Wer macht den entscheidenden Schritt? / 294. Derby
Der FC Zürich befindet sich seit der Winterpause im freien Fall. Gerade mal drei von 16 Ligapartien konnten gewonnen werden. Dies nach einer Transferperiode in welcher nach vielen Abgängen vor allem Spieler geholt wurden, die auf dem absteigenden Ast sind – und für gewisse Positionen gar keinen Spieler, der brauchbar ist. Und aus dem eigenen Nachwuchs werden nicht mehr die wirklichen Talente hochgezogen, sondern Spieler wie Fischer, Hodza oder Walker ausgegraben, die sogar auf U21- / Promotion League-Stufe nicht mehr wirklich gefragt waren. Zwei Jahre lang wurde in den Medien gebetsmühlenartig wiederholt wie viel Macht und Einfluss Milos Malenovic gehabt habe. Dessen langjährige Klienten Marchesano und Kryeziu verloren aber in seiner Zeit als Sportchef ihren Status und mussten gehen. Ganz anders unter der Ägide des externen Beraters Dino Lamberti. Lamberti-Klient Hodza wird in der Winterpause aus der Versenkung direkt wieder in die 1. Mannschaft befördert. Lamberti-Klient Kamberi nimmt eine wichtigere Rolle ein. Lamberti-Klient Nevio Di Giusto wird von der Ersatzbank von Vaduz geholt und erhält mehrere Chancen in der Startformation. Die Lamberti-Klienten Bernegger und Koller werden nacheinander Cheftrainer.

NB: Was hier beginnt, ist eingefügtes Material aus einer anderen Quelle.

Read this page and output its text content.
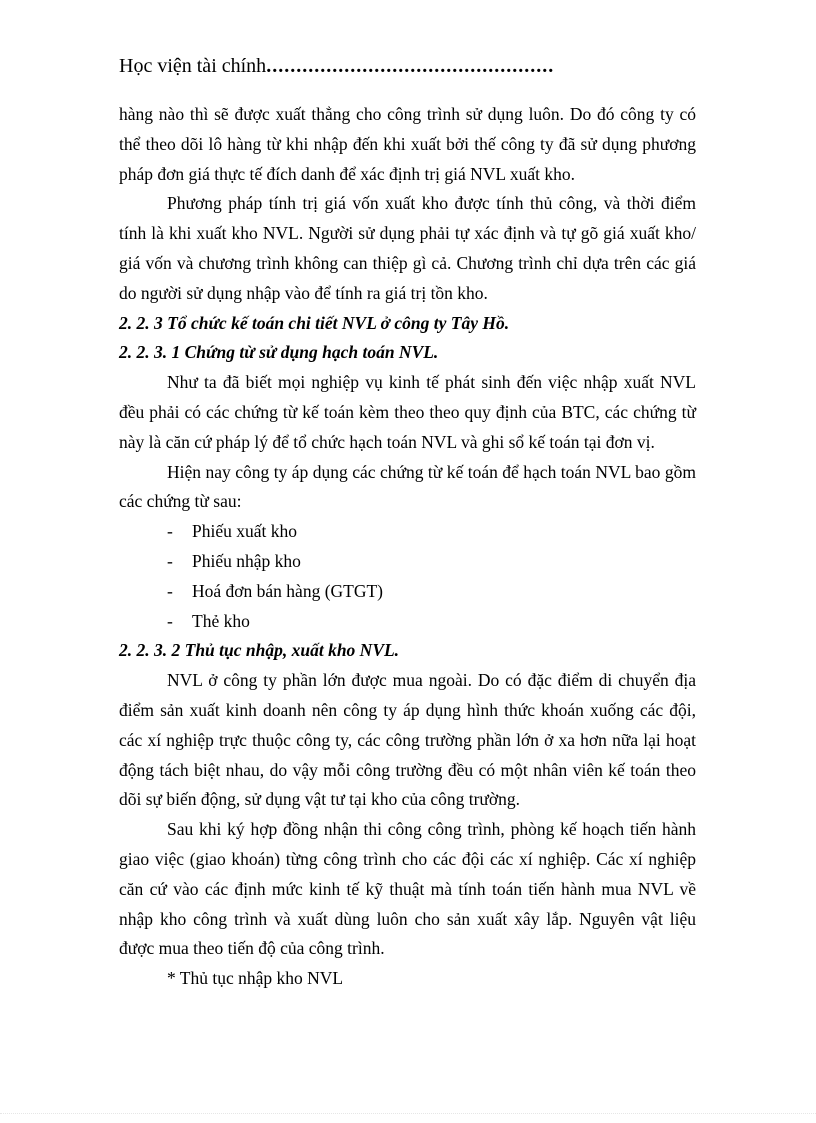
Học viện tài chính................................................

hàng nào thì sẽ được xuất thẳng cho công trình sử dụng luôn. Do đó công ty có thể theo dõi lô hàng từ khi nhập đến khi xuất bởi thế công ty đã sử dụng phương pháp đơn giá thực tế đích danh để xác định trị giá NVL xuất kho.

Phương pháp tính trị giá vốn xuất kho được tính thủ công, và thời điểm tính là khi xuất kho NVL. Người sử dụng phải tự xác định và tự gõ giá xuất kho/ giá vốn và chương trình không can thiệp gì cả. Chương trình chỉ dựa trên các giá do người sử dụng nhập vào để tính ra giá trị tồn kho.

2. 2. 3 Tổ chức kế toán chi tiết NVL ở công ty Tây Hồ.

2. 2. 3. 1 Chứng từ sử dụng hạch toán NVL.

Như ta đã biết mọi nghiệp vụ kinh tế phát sinh đến việc nhập xuất NVL đều phải có các chứng từ kế toán kèm theo theo quy định của BTC, các chứng từ này là căn cứ pháp lý để tổ chức hạch toán NVL và ghi sổ kế toán tại đơn vị.

Hiện nay công ty áp dụng các chứng từ kế toán để hạch toán NVL bao gồm các chứng từ sau:

- Phiếu xuất kho
- Phiếu nhập kho
- Hoá đơn bán hàng (GTGT)
- Thẻ kho

2. 2. 3. 2 Thủ tục nhập, xuất kho NVL.

NVL ở công ty phần lớn được mua ngoài. Do có đặc điểm di chuyển địa điểm sản xuất kinh doanh nên công ty áp dụng hình thức khoán xuống các đội, các xí nghiệp trực thuộc công ty, các công trường phần lớn ở xa hơn nữa lại hoạt động tách biệt nhau, do vậy mỗi công trường đều có một nhân viên kế toán theo dõi sự biến động, sử dụng vật tư tại kho của công trường.

Sau khi ký hợp đồng nhận thi công công trình, phòng kế hoạch tiến hành giao việc (giao khoán) từng công trình cho các đội các xí nghiệp. Các xí nghiệp căn cứ vào các định mức kinh tế kỹ thuật mà tính toán tiến hành mua NVL về nhập kho công trình và xuất dùng luôn cho sản xuất xây lắp. Nguyên vật liệu được mua theo tiến độ của công trình.

* Thủ tục nhập kho NVL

Unter Bernergger spielt der FC Zürich einen „Steinzeit“-Fussball aus den 80er-Jahren. Alles ist auf Einzelaktionen, Doppelpässe und hohe Bälle augelegt. Die taktische Abstimmung der einzelnen Mannschaftsteile untereinander und miteinander stimmt hinten wie vorne nicht. Gegen GC wird der FC Zürich vermutlich wie in Winterhtur in einem 4-2-3-1 antreten – mit Perea und Cavaleiro auf den Flügeln und Krasniqi für Di Giusto in der Startformation.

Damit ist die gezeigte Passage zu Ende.